Rencontre avec... Marcel METZGER
dimanche 10 octobre 2010
par Cécilia BELIS-MARTIN

Marcel Metzger, votre nom et votre visage sont bien connus des participants aux colloques de La Rochelle où vous nous faites l’amitié de revenir régulièrement. Et vous nous avez initiés à un texte peu banal, d’approche assez complexe semble-t-il, les Constitutions Apostoliques. Pouvez-vous nous rappeler le statut et l’origine de ce document que vous connaissez particulièrement bien pour l’avoir édité pour les Sources Chrétiennes [1] ?

Mes recherches et mes publications sur les Constitutions apostoliques participent au mouvement actuel de réhabilitation des écrits apocryphes. Ce document se présente, en effet, comme un recueil de traditions apostoliques mis en forme par Clément de Rome. Cette attribution fictive a longtemps été considérée comme une supercherie, destinée à répandre des doctrines jugées erronées, en les recouvrant de l’autorité apostolique. La critique moderne a tenté d’identifier ces doctrines, et certains ont attribué l’origine de l’écrit à un milieu arianisant. Mais on ne trouve dans tout le recueil aucune expression caractéristique de l’arianisme, seulement quelques propos méconnaissant la divinité du Saint Esprit. On y rencontre au contraire une condamnation des « hérétiques athées », qualificatif donné aux ariens anoméens (Mme Annick Martin avait attiré mon attention sur ce point lors du colloque de La Rochelle de 2009).

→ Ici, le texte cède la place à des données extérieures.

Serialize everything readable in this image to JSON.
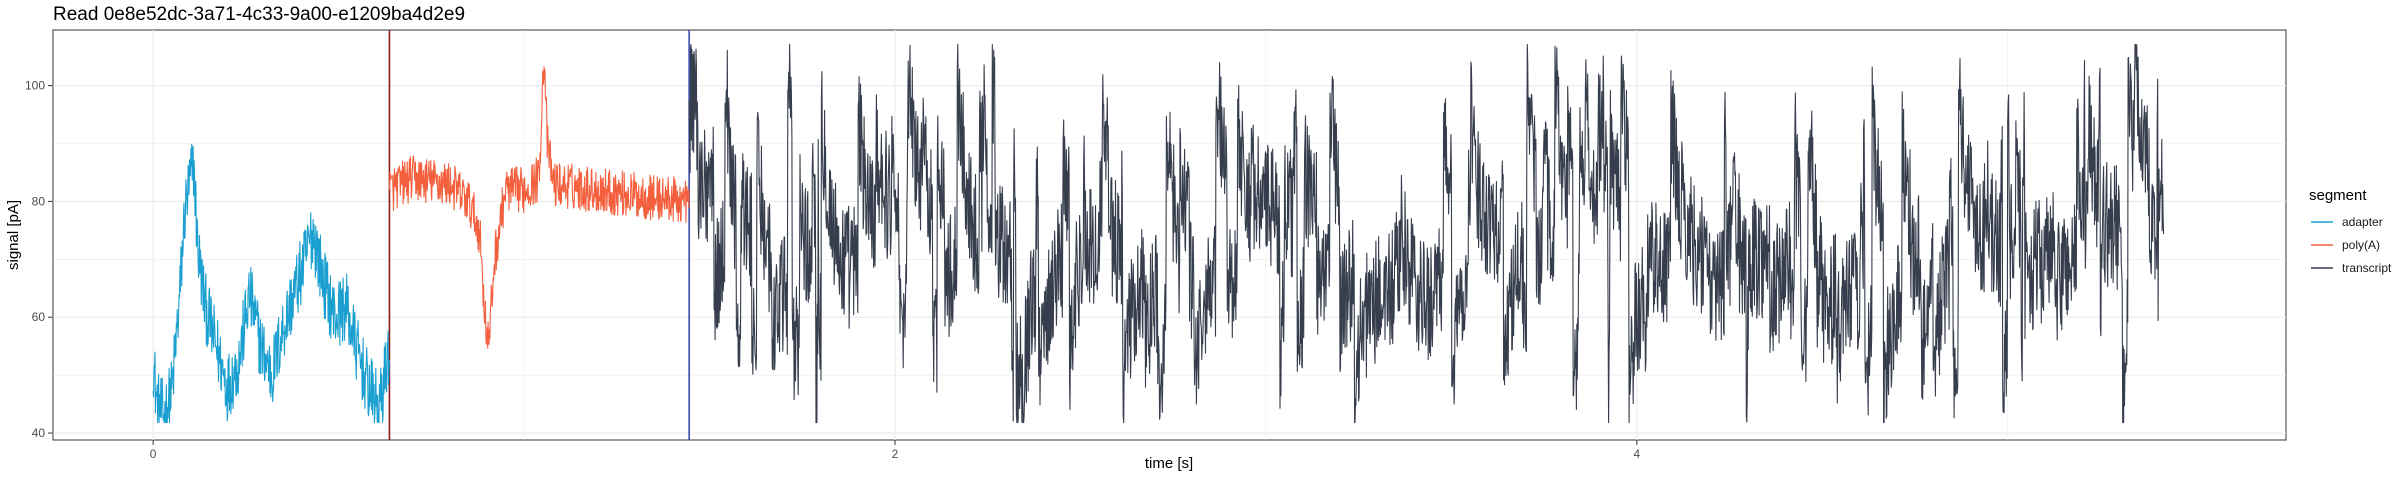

Ainsi ce texte ne serait donc pas lié aux milieux arianisants d’Antioche come on l’écrit assez souvent. Mais à quel dessein pouvait bien répondre la composition d’un tel recueil ?

Cette vaste compilation est un recueil de règlements ecclésiastiques, concernant la pastorale, la liturgie, les ministères, la vie chrétienne et la discipline des Églises. Elle fait partie d’une vaste constellation d’écrits apparentés, et qu’elle a en partie intégrés, dont la Didachè. À ce titre, le milieu d’origine, à mon sens, n’est pas une école ou un parti théologique, mais un milieu de pasteurs, intervenant cinquante ans après la Paix des Églises, en un temps où les institutions ecclésiastiques se développaient rapidement et dans un contexte d’échanges et de découvertes mutuelles, grâce à la tenue de conciles locaux et œcuméniques (Nicée 325, Constantinople 381). La compilation répond à un besoin de stabilisation et d’harmonisation des traditions par l’écriture, dont par exemple, la date de Pâques, pour laquelle le concile de Nicée avait déjà tenté d’unifier les pratiques.

Pourquoi a-t-on donné le nom de « constitutions Apostoliques » à un tel recueil ?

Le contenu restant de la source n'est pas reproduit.